George Mason, chair of a 10-member search committee recommending Paynter for the post, said the most important thing to know about the process is that the only agenda was to find the best person for the job.

“There was no pressure from the CBF community that we had to have a person that fit into a particular category,” said Mason, pastor of Wilshire Baptist Church in Dallas. “The most important thing to know is that everyone wanted the right person for the job, whoever that might be.”

“Having said that, it is, I think, a delight to be able to say that our Baptist community has been so generative about inclusion and advocacy for all kinds of people from within our constituency over time that this could happen organically,” Mason said. “This was not about a committee deciding who we wanted to be and therefore imposing that by way of an affirmative action policy or something of that nature.”

Mason said it’s also significant that Paynter, head of the Texas Baptist Christian Life Commission who has worked for many years in CBF leadership – often behind the scenes as a pastor’s wife and volunteer — is not an ordained minister.

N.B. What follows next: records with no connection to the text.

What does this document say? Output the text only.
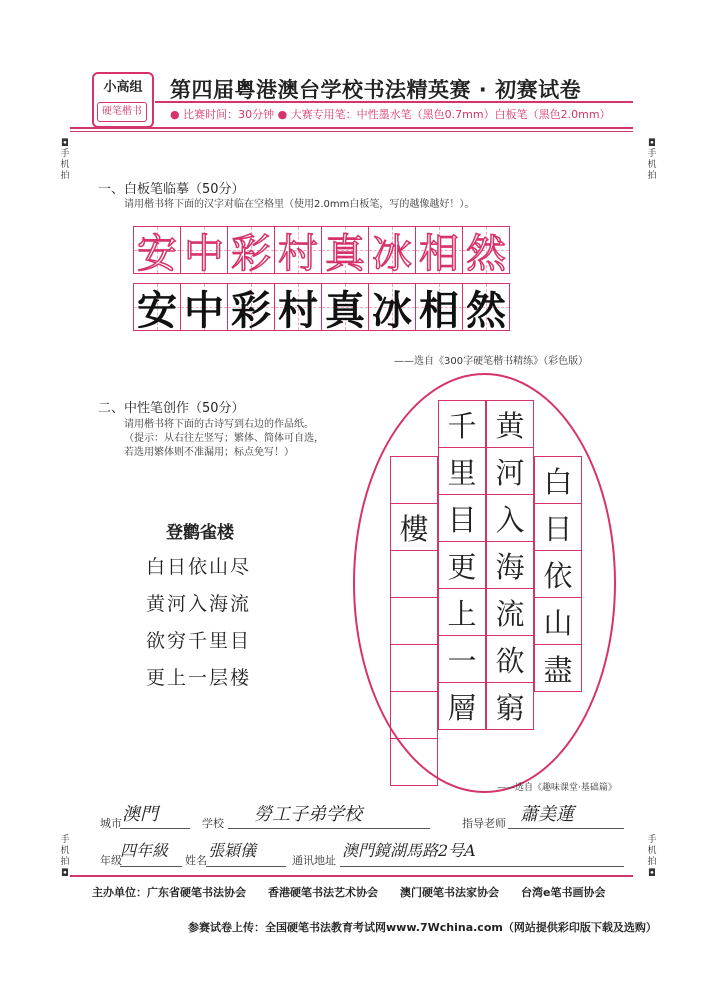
小高组
硬笔楷书
第四届粤港澳台学校书法精英赛 · 初赛试卷
● 比赛时间：30分钟 ● 大赛专用笔：中性墨水笔（黑色0.7mm）白板笔（黑色2.0mm）
◘
手机拍
◘
手机拍
手机拍
◘
手机拍
◘
一、白板笔临摹（50分）
请用楷书将下面的汉字对临在空格里（使用2.0mm白板笔，写的越像越好！）。
安 中 彩 村 真 冰 相 然
安 中 彩 村 真 冰 相 然
——选自《300字硬笔楷书精练》（彩色版）
二、中性笔创作（50分）
请用楷书将下面的古诗写到右边的作品纸。
（提示：从右往左竖写；繁体、简体可自选，
若选用繁体则不准漏用；标点免写！）
登鹳雀楼
白日依山尽
黄河入海流
欲穷千里目
更上一层楼
白
日
依
山
盡
黄
河
入
海
流
欲
窮
千
里
目
更
上
一
層
樓
——选自《趣味课堂·基础篇》
城市 澳門	学校 勞工子弟学校	指导老师 蕭美蓮
年级
四年級
姓名
張穎儀
通讯地址
澳門鏡湖馬路2号A
主办单位：广东省硬笔书法协会　　香港硬笔书法艺术协会　　澳门硬笔书法家协会　　台湾e笔书画协会
参赛试卷上传：全国硬笔书法教育考试网www.7Wchina.com（网站提供彩印版下载及选购）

“Ask yourself: What religious body do you know that is headed by a layperson?” he said. “This is also a hallmark of CBF’s life over time: that we don’t make such dramatic distinction between clergy and laity; that religious professionalism should extend to the leadership of organizations like this. And though it has been a pattern historically, and not one that we think was bad for the organization, this just happens to be a double blessing, I think, of adding to her qualifications for the job. So we are really thrilled about how all that comes together.”

Paynter said she believes her experience in denominational work in Texas helped prepare her for developing and implementing systems and structures to implement a massive overhaul of how the 22-year-old movement functions, a task approved by the CBF General Assembly last year. She also said much of the CBF global missions commitment to serve among the most neglected intersects with her public policy work in Texas, including advocacy for the poor.

Paynter said she also believes there is a greater role for the Fellowship to play in public witness on social issues than has been emphasized in the past. “What brings national religious bodies together?” she asked. “It’s issues.”

“I have been — as a Texas Baptist — at many tables wishing that CBF were here,” she said.” I was recently at an immigration forum in Washington, D.C. This Sunday I’ll be leaving here and going to an inaugural convocation of religious leaders. I’m being invited because of my Texas work. I hope next year I’ll be invited because of my CBF work.”

Paynter said over the last couple of years she has received calls at least monthly asking if some part of her work at the Texas CLC could be taken nationally.

“I believe this call to advocacy is coming not from me as an individual as an imposed gift on the Fellowship, but it is voices within the Fellowship that are asking for that,” she said. “And it’s just a wonderful gift of God that I have had some experience in that to bring.”

“I hope it’s kind of like: You have a lot of soloists. I just hope to make them a choir, people who feel called to that and have a passion for advocacy around some issue,” she said. “It is the way in which national Christian organizations and interfaith organizations show that they’re doing things together. So I look forward to it.”